= The Castle Perilous =

Tabletop fantasy role-playing game

Cover of the game

The Castle Perilous is a role-playing game published by West Wind Simulations in 1980.

==Description==
The Castle Perilous is a fantasy system designed to emphasize the storytelling aspect of role-playing. It includes nine loosely structured character classes, with guidelines on how the GM and player can work together to define an individualized character. The rules cover how acting and enthusiasm on the part of the players affects resolution of play. The game includes an introductory scenario.

==Publication history==
The Castle Perilous was designed by James T. Sheldon, and published by West Wind Simulations in 1980 as a 72-page book, with five reference sheets. The second edition was published in 1981 as a boxed set containing a 72-page book, five reference sheets, and five metal miniatures.

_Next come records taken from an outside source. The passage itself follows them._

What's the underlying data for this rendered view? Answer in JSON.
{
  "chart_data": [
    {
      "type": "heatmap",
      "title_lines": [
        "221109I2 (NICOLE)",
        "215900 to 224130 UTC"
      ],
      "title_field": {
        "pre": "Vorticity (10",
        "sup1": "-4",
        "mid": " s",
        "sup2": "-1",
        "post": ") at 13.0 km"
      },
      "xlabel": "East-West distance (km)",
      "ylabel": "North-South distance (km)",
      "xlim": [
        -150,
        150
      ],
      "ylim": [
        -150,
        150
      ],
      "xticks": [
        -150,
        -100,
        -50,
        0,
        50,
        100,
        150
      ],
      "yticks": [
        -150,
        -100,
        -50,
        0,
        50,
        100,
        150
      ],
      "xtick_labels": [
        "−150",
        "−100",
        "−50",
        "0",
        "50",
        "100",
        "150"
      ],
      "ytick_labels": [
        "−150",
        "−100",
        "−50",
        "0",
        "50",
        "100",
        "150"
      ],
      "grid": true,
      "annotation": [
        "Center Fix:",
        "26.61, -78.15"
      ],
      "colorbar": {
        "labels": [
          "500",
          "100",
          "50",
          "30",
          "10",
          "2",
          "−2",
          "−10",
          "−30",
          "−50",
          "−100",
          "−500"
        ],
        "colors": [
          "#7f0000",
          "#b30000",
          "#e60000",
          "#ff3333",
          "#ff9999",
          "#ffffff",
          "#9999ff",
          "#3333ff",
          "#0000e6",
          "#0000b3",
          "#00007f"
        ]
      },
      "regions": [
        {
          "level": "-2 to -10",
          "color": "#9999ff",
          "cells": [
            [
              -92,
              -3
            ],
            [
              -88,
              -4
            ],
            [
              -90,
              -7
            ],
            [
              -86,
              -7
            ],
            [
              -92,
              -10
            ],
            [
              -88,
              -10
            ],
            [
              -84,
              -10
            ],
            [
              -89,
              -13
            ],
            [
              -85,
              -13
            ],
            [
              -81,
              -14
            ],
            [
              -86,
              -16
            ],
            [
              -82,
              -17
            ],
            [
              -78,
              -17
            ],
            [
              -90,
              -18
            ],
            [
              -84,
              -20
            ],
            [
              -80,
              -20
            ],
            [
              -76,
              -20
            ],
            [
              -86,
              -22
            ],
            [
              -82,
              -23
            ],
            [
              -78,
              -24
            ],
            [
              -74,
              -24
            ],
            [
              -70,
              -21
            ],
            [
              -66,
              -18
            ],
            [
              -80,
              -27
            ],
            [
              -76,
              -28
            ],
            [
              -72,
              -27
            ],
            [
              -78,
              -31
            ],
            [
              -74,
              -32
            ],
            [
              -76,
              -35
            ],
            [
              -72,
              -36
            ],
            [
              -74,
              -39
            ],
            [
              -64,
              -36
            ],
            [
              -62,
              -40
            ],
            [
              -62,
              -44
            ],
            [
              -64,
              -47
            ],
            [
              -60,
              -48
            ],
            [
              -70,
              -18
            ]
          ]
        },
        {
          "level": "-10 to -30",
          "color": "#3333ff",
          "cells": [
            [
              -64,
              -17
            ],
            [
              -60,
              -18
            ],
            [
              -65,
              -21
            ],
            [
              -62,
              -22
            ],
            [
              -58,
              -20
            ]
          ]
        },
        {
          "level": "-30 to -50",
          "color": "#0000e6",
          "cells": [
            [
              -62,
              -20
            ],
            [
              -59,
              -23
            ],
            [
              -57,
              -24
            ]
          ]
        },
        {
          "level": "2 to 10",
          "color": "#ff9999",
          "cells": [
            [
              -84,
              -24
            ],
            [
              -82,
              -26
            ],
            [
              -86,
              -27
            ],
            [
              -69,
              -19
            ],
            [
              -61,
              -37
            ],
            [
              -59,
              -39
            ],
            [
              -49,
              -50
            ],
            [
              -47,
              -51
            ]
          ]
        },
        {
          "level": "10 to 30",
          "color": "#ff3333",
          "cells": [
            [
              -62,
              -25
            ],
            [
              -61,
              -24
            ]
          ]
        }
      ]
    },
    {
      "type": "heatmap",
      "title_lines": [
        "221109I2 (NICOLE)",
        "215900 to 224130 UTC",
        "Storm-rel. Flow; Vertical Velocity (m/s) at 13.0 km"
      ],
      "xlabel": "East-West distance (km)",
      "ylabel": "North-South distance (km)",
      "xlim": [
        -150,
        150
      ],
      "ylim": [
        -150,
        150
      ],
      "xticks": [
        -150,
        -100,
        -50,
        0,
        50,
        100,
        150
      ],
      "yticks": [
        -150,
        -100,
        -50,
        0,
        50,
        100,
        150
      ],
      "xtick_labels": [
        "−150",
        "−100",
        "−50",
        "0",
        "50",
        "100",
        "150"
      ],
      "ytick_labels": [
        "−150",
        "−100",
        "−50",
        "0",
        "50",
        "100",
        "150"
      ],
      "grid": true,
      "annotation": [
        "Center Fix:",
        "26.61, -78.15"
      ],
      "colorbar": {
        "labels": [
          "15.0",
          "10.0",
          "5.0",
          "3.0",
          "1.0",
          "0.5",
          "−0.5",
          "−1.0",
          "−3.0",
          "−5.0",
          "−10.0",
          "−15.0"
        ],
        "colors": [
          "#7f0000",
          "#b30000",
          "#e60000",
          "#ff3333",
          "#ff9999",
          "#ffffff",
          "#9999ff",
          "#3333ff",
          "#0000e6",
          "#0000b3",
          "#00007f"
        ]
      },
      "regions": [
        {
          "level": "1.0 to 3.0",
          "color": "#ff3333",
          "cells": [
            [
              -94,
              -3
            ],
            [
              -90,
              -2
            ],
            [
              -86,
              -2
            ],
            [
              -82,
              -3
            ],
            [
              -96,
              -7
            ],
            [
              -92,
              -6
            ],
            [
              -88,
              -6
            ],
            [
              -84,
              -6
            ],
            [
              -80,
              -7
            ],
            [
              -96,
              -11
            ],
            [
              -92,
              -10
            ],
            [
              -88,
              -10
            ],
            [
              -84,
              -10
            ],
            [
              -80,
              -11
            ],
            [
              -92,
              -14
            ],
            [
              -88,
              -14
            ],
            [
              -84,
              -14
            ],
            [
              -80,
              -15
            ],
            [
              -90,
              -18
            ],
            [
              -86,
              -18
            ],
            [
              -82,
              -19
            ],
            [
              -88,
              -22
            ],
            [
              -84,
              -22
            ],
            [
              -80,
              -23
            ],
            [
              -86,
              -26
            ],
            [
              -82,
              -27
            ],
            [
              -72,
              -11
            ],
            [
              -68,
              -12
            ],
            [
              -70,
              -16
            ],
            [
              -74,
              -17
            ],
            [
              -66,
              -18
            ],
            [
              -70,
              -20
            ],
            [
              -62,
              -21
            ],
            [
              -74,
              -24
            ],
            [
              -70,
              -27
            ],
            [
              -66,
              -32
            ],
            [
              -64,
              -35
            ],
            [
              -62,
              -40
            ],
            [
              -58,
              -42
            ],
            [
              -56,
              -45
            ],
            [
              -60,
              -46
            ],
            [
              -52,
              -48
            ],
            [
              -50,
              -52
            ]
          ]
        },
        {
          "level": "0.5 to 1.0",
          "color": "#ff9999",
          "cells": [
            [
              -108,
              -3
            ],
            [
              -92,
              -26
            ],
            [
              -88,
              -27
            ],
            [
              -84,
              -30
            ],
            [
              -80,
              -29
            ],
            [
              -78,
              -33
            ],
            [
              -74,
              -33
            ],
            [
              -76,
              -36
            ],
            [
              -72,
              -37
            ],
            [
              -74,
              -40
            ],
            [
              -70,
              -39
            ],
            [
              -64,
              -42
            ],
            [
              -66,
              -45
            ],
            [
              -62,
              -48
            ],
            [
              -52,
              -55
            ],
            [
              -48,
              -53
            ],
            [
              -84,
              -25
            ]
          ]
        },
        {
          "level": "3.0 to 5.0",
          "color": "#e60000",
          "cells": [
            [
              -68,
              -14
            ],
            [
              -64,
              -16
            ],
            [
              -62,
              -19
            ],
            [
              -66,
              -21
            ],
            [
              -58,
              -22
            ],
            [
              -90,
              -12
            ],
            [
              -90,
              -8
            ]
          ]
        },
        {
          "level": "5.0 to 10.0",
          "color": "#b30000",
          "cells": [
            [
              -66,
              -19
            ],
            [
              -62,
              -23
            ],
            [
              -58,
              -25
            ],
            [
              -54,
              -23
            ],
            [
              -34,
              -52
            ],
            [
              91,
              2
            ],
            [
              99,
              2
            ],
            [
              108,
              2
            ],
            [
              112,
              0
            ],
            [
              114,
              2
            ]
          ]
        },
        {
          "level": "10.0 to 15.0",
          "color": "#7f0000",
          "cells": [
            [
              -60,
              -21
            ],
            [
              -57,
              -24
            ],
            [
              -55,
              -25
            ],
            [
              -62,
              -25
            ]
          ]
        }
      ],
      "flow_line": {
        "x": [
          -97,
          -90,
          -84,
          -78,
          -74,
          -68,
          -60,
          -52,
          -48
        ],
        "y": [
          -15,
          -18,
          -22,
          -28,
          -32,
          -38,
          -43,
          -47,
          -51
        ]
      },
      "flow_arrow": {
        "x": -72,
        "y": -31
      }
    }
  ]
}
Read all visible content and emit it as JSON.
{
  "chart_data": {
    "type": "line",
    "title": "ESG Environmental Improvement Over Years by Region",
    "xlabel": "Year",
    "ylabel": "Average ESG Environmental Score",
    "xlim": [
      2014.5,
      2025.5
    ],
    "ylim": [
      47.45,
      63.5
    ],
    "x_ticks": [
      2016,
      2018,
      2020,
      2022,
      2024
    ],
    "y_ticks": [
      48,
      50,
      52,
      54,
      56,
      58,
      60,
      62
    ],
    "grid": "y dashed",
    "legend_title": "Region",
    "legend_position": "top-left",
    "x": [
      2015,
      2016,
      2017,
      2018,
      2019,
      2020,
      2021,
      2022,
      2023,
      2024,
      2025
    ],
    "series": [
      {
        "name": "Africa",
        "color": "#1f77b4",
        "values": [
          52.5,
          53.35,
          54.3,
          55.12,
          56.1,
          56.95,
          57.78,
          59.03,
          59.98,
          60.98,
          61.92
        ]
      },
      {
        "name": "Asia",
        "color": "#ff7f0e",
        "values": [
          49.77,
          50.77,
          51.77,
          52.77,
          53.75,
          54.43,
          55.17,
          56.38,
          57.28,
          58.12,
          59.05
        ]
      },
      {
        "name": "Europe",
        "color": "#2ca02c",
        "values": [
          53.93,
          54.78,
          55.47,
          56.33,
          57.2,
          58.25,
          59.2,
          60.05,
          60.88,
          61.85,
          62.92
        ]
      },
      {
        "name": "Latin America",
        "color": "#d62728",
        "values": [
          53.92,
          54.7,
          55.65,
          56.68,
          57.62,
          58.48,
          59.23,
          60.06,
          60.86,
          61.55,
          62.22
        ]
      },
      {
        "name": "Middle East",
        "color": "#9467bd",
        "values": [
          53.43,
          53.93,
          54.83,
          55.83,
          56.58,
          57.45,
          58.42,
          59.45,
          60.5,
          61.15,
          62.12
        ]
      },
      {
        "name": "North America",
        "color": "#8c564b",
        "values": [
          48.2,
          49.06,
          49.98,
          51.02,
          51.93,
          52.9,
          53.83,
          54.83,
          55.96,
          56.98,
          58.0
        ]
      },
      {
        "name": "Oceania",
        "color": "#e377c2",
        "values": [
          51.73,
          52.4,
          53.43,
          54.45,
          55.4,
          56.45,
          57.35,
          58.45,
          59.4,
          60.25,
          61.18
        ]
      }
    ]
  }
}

Acquired by Precis Intermedia in 2024, a classic reprint of the game is available.

==Reception==
Ronald Pehr reviewed The Castle Perilous in The Space Gamer No. 47. Pehr commented that "The Castle Perilous has much to recommend it. You get an interesting set of rules for a low price. But most people will not enjoy the vague descriptions meant to encourage imagination, or the requirements to memorize spell descriptions. There's potential here, FRPG referees can get valuable ideas, but the average gamers will probably be happier with other products."